China’s Strategic Assessment of the Clash in Ladakh

Despite what the outsiders might see as China’s mistake, China is unlikely to change its current strategic assessment.
Part of the Chinese Foreign Policy Project
By Yun Sun

The article was originally published in War on the Rocks.

In early May, Chinese and Indian troops confronted each other along their remote, disputed border in the Himalayas. For forty days, the two sides engaged in a tense standoff, but a fragile peace held. On June 15, all that changed. Fighting with rocks and wooden clubs wrapped in barbed wire, dozens of soldiers were killed in hand-to-hand combat along desolate ridges high above river gorges. Some soldiers reportedly fell hundreds of feet to their deaths.

China and India — the two most populous countries in the world, and both nuclear-armed — are now engaged in the most dangerous border crisis since they fought a war in 1962. For now, hopes that cooler heads would prevail in Beijing and New Delhi appear misplaced.

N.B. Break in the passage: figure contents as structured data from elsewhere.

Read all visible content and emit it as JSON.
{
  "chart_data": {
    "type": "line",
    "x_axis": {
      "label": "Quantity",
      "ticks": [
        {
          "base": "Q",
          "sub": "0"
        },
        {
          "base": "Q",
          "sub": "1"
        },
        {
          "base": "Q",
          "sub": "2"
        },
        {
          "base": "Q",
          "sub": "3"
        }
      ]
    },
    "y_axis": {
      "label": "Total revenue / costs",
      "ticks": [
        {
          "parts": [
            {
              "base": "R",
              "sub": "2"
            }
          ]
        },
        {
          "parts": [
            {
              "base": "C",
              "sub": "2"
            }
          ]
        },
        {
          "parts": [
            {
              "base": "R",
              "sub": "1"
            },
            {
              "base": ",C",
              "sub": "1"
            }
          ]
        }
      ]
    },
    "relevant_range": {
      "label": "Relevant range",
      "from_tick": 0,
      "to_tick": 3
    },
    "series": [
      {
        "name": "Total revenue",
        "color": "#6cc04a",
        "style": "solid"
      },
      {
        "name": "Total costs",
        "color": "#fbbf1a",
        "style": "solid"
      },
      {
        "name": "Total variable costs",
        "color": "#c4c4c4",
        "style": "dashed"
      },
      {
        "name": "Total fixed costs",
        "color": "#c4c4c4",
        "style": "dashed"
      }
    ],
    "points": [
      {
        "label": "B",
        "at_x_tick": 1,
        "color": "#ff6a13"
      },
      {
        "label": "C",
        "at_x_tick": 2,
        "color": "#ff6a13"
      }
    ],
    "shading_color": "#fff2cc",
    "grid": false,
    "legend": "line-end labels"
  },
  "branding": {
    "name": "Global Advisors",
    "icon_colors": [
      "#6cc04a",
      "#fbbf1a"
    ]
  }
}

At issue is the western sector of the disputed border, between Indian-controlled Ladakh and Chinese-controlled Aksai Chin. The escalating troop deployment, tension, and death toll have pushed tensions to their highest levels in over 50 years. While both China and India have shown a clear interest in de-escalation and dialogue — demonstrated by their relatively calm and non-escalatory statements after the deadly skirmish on June 16 — the latest developments mark a new low in bilateral ties. Restoring a fraught peace now will be easier said than done.